Riding the train in Kazakhstan is a great cross-section of the local populace. You never know just who you’ll end up sharing your space with. I’ve had experiences ranging from the enjoyable (a 14-year-old who was finally able to help me understand the Russian card game “Durak”) to the annoying (grandmothers pushing their unmarried grandsons on me) to the painful (drunk men who just won’t leave you alone.)
This last trip found me spending 27 hours surrounded by three very different “babushkas,” or grandmothers. They politely asked me about what I was doing in Kazakhstan, if I like it here, if I was married, and how much money I make; basically, the same questions everyone always asks. Then, they delved into their own conversations, leaving me to read my book in the corner and surreptitiously make completely biased and probably incorrect assumptions about them.
I started with their tea. Since we spent the whole time on the train either sleeping or drinking tea, you can understand that there was a lot of tea drinking going on. I formed a theory that each particular type of tea reflected on each (completely biased and probably incorrect) personality that I had formed for each woman. The old Kazakh babushka across from me drank traditional Kazakh tea from a traditional Kazakh keshe, or handle-less tea cup. She took a handful of granular black tea and in a separate mug brewed a batch of very strong tea. Then, in her keshe, she poured a small amount of milk, a little of the strong black tea, and then filled the rest of the cup with boiled water. She must have downed at least 4 or 5 cups in each sitting. From this, I determined that she is a traditional woman who likes to maintain her Kazakh culture; she preferred to speak Kazakh rather than Russian, and kept her headscarf on the whole time.

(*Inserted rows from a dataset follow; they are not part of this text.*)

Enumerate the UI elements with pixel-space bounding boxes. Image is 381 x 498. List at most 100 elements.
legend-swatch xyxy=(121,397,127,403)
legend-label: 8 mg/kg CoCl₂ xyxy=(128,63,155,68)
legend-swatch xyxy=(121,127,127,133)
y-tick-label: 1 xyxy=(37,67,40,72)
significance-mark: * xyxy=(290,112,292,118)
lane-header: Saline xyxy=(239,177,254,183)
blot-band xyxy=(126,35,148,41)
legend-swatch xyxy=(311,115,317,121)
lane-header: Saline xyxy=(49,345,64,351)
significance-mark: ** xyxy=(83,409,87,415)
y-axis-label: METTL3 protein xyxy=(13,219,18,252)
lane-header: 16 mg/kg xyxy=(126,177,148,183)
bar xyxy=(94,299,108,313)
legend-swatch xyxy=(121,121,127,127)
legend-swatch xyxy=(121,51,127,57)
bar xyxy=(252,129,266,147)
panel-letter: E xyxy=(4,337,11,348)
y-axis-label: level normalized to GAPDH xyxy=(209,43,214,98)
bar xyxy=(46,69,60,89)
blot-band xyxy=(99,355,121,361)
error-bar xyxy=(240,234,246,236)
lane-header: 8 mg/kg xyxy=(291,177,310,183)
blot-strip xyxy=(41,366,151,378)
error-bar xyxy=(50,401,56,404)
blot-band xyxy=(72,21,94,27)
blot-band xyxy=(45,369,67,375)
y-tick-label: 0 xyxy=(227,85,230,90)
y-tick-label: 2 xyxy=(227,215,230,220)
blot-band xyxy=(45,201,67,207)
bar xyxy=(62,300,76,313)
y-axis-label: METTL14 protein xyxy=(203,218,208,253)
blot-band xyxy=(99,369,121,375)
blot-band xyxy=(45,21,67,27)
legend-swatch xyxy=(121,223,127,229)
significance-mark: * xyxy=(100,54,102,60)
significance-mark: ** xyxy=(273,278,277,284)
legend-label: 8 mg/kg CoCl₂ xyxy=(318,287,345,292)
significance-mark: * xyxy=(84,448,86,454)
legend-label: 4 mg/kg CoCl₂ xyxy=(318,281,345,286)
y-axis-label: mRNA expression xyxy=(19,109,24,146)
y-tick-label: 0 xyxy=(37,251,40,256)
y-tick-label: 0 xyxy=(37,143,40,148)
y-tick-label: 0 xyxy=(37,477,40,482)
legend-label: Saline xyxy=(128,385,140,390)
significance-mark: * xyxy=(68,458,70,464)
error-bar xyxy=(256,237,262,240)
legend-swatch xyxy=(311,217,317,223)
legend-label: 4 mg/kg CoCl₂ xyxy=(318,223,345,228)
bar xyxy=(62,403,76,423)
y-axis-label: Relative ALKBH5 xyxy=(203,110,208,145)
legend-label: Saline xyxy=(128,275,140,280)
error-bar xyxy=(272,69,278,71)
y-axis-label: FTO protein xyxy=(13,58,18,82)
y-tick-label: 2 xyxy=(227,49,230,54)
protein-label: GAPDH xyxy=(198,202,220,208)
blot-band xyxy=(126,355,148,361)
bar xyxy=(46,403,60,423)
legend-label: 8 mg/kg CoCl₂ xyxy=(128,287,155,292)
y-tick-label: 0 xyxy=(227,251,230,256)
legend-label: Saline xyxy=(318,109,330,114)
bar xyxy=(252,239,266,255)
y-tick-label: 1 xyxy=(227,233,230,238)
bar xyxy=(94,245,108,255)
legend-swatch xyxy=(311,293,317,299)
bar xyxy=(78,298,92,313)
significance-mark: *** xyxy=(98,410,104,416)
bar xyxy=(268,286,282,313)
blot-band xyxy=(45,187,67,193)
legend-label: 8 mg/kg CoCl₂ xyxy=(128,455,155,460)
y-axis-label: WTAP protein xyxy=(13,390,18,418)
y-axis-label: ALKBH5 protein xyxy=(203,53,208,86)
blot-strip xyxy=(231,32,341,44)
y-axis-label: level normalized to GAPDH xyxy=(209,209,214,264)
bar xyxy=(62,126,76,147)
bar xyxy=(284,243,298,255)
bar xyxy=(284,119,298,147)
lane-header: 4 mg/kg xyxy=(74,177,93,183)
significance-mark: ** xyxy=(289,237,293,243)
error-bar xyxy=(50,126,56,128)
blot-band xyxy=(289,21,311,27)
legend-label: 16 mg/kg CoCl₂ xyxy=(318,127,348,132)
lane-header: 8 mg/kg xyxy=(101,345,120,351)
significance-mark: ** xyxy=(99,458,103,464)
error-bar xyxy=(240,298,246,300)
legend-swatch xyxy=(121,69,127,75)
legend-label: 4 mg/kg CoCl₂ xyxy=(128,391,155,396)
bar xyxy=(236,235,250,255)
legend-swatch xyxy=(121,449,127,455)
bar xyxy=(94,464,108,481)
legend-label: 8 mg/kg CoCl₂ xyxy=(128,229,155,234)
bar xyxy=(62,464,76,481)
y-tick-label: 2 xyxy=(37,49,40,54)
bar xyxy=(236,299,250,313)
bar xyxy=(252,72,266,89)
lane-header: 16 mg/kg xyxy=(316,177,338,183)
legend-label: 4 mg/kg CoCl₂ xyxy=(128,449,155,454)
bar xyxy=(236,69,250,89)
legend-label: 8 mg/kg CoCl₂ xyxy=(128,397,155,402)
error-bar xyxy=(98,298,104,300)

The other babushka across from me was a Russian woman probably in her early 60s. She had an industrial metal mug that was probably from the mid-1960s. In it, she sprinkled loose green tea leaves. I connected this to her constant references to healthy eating and eastern medicine and decided that she was a health nut who loved to give other people advice about alternative medicine options.
The third babushka didn’t look more than 40, although she said she had several grandchildren. She was wearing a fashionable jacket under her fur coat. Her tea was also green, but she drank it from a brightly colored mug with two cubes of sugar. All day long, she only ate 2 cups of yogurt and a packet of instant oatmeal, plus at least 10 pieces of chocolate. Therefore, I judged her to be a fashionable fad-dieter who really needs to read a good nutrition handbook – or to listen to the too-readily offered advice of her fellow green tea drinking companion.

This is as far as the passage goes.